I spent about an hour with Vivek in DC, chatting about some of the 25 points for improved IT management published by the OMB last December, and in particular about new ways of procuring IT, via mechanisms such as challenges or crowdsourcing the pre-RFP phases. As usual, it has been an open and candid conversation that I have thoroughly enjoyed.
A few days later, I met David Behen, who has been appointed State CIO by the new governor of Michigan. He told me about the governor’s background, which I have to confess I ignored being a foreign national, and about his attitude to make change happen. He introduced my sessions by giving an overview of where the State is from an IT perspective (traditionally it is one of the states with the most centralized IT) and praising the innovations achieved by several local authorities in the state around open government: he does come from local government and so understands the mutual advantage of partnership across jurisdictions. He and his staff also briefed me about an interesting proposal for an innovation fund that would help agencies engage in more risky endeavors assuming they can demonstrate a significant ROI: rather than working as a grant, the fund would be more a sustainable, long term loan with incentives for the most successful projects.

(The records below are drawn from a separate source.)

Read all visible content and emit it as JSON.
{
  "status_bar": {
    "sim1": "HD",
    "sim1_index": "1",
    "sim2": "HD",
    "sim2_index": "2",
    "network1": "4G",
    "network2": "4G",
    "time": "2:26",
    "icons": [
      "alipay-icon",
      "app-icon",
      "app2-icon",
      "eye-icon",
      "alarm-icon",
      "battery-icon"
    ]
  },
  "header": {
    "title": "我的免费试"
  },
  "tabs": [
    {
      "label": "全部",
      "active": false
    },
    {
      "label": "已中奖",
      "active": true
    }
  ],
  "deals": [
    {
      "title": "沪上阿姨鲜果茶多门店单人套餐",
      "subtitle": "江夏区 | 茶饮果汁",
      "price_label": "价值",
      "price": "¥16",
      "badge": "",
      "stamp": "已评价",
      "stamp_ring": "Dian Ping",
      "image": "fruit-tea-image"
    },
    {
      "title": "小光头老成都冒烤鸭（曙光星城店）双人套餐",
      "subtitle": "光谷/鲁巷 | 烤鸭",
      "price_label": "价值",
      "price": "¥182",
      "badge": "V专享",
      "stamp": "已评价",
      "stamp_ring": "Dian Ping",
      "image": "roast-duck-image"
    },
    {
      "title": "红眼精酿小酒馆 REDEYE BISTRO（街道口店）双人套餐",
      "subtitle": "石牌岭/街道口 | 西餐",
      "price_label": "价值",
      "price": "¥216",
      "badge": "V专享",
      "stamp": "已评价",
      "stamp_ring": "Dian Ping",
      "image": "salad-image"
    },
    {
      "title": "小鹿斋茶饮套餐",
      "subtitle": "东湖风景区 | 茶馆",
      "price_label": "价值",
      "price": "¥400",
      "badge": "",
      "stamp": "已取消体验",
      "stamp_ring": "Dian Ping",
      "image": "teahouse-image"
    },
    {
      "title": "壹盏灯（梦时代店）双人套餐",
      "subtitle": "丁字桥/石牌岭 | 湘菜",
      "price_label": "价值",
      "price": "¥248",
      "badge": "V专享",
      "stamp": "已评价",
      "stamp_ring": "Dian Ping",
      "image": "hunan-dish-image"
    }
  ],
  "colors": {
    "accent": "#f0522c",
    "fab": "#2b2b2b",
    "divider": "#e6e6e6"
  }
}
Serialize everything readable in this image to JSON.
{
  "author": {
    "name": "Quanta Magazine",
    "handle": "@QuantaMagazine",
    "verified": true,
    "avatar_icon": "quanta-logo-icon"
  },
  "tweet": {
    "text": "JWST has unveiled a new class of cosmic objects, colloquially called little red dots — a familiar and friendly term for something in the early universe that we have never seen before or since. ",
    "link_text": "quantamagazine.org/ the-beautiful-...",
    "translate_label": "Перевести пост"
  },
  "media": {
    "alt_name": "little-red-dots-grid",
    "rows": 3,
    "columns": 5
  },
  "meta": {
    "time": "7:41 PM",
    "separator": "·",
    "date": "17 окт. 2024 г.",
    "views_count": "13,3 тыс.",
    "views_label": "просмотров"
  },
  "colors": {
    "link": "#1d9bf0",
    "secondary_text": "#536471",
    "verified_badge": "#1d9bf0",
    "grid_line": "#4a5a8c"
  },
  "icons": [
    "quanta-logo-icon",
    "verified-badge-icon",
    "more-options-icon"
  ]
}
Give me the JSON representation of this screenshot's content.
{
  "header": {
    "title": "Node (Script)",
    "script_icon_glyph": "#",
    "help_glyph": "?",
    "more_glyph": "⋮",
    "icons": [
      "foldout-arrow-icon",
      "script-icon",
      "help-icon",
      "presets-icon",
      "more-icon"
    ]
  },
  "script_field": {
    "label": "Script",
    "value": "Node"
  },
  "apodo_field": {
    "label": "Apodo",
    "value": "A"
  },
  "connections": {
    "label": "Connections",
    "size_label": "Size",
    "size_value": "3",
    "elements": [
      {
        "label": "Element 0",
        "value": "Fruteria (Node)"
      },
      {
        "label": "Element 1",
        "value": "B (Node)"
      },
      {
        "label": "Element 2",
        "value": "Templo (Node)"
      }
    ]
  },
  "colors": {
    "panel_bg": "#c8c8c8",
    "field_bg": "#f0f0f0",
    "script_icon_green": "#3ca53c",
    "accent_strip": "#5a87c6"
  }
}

What struck me about David, as it always does about Vivek, were not only his openness and candor, but also his willingness to listen and relate our conversation to how they may be doing things differently. He showed a trait that I rarely find in government CIOs, irrespective of how good they are. grace.
The job of a jurisdiction-wide CIO is not easy, since there is always a delicate balance of power with CIOs in different agencies. One way to solve this issue is just to give him or her more authority. Another way (or, better, a complementary way on top of whatever authority) is to appoint a person who is not only capable and influential, but also able to exercise authority with grace, who is open to listening all parties in order to formulate better decisions.
I do believe that, in order to face the uncertainties and seize the opportunities in front of us, grace will be an increasingly important trait for successful government CIOs. Younger CIOs, who have grown at the beginning of the digital revolution, who are at ease reaching out for help and collaboration, who are willing to take risks and constantly challenge themselves, may be more likely to possess that trait. However I do know more seasoned CIOs who do too. It is time for them all to shine, and for those who exude power and a bit of arrogance to follow their lead.